Statistical Cognition: An Invitation
Statistical Cognition (SC) is the study of how people understand–or, quite often, misunderstand–statistical concepts or presentations. Is it better to report results using numbers, or graphs? Are confidence intervals (CIs) appreciated better if shown as error bars in a graph or as numerical values?
And so on. These are all SC questions. For statistical practice to be evidence-based, we need answers to SC questions, and these should inform how we teach, discuss, and practise statistics. Of course.
An SC Experiment
This is a note to invite you–and any of your colleagues and students who may be interested–to participate in an interesting SC study. It is being run by Lonni Besançon and Jouni Helske. It’s an online survey that asks questions about CIs and other displays. It’s easy, takes around 15 minutes, and, as usual, is anonymous. To start, click here.
Feel free to pass this invitation on to anyone who might be interested. I suggest that we should all feel some obligation to encourage participation in SC research, because it has the potential to enhance research. Here’s to evidence-based practice! With cognitive evidence front and central.
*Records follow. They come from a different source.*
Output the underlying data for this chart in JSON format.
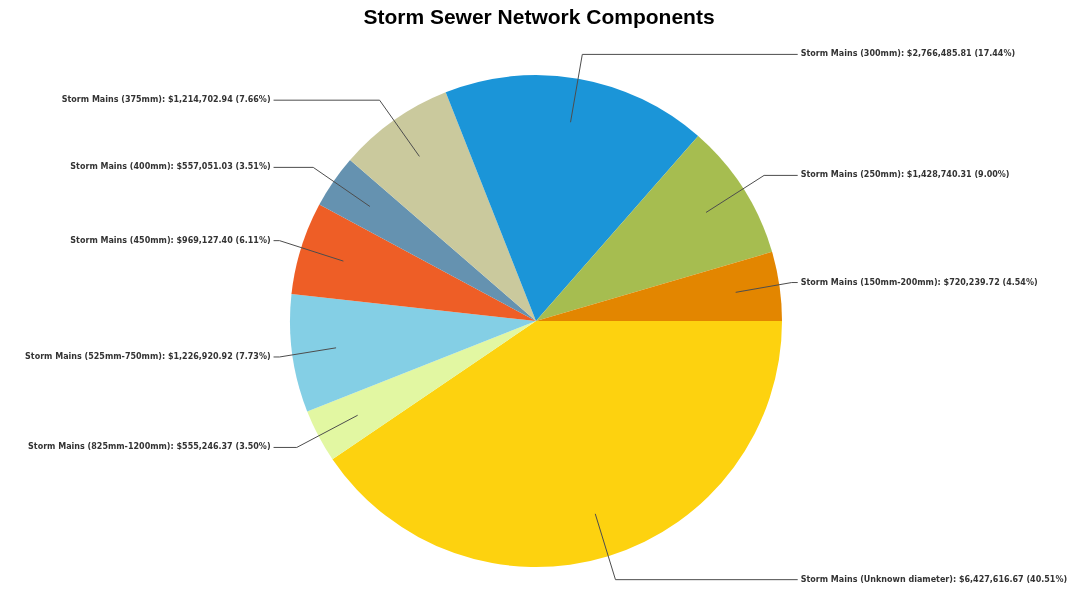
{
  "chart_data": {
    "type": "pie",
    "title": "Storm Sewer Network Components",
    "categories": [
      "Storm Mains (Unknown diameter)",
      "Storm Mains (825mm-1200mm)",
      "Storm Mains (525mm-750mm)",
      "Storm Mains (450mm)",
      "Storm Mains (400mm)",
      "Storm Mains (375mm)",
      "Storm Mains (300mm)",
      "Storm Mains (250mm)",
      "Storm Mains (150mm-200mm)"
    ],
    "values": [
      6427616.67,
      555246.37,
      1226920.92,
      969127.4,
      557051.03,
      1214702.94,
      2766485.81,
      1428740.31,
      720239.72
    ],
    "value_labels": [
      "$6,427,616.67 (40.51%)",
      "$555,246.37 (3.50%)",
      "$1,226,920.92 (7.73%)",
      "$969,127.40 (6.11%)",
      "$557,051.03 (3.51%)",
      "$1,214,702.94 (7.66%)",
      "$2,766,485.81 (17.44%)",
      "$1,428,740.31 (9.00%)",
      "$720,239.72 (4.54%)"
    ],
    "colors": [
      "#fdd20f",
      "#e2f7a2",
      "#84cfe5",
      "#ee5e26",
      "#6592b0",
      "#cac99d",
      "#1b95d8",
      "#a6bd50",
      "#e38600"
    ]
  }
}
Statistical Cognition, Some Background
Ruth Marom, Fiona Fidler, and I wrote about SC some years back. The full paper is here. The citation is:
Beyth-Marom, R., Fidler, F., & Cumming, G. (2008). Statistical cognition: Towards evidence-based practice in statistics and statistics education. Statistics Education Research Journal, 7, 20-39.
Some of Our SC Research
Here are a few examples:
Lai, J., Fidler, F., & Cumming, G. (2012). Subjective p intervals: Researchers underestimate the variability of p values over replication. Methodology: European Journal of Research Methods for the Behavioral and Social Sciences, 8, 51-62. Abstract is here.
Coulson, M., Healey, M., Fidler, F., & Cumming, G. (2010). Confidence intervals permit, but do not guarantee, better inference than statistical significance testing. Frontiers in Quantitative Psychology and Measurement, 1:26. Full paper is here.
Belia, S., Fidler, F., Williams, J., & Cumming, G. (2005). Researchers misunderstand confidence intervals and standard error bars. Psychological Methods, 10, 389-396. Abstract is here.
I confess that all those studies date from pre-Open-Science times, so there was no preregistration, and little or no replication. Opportunity!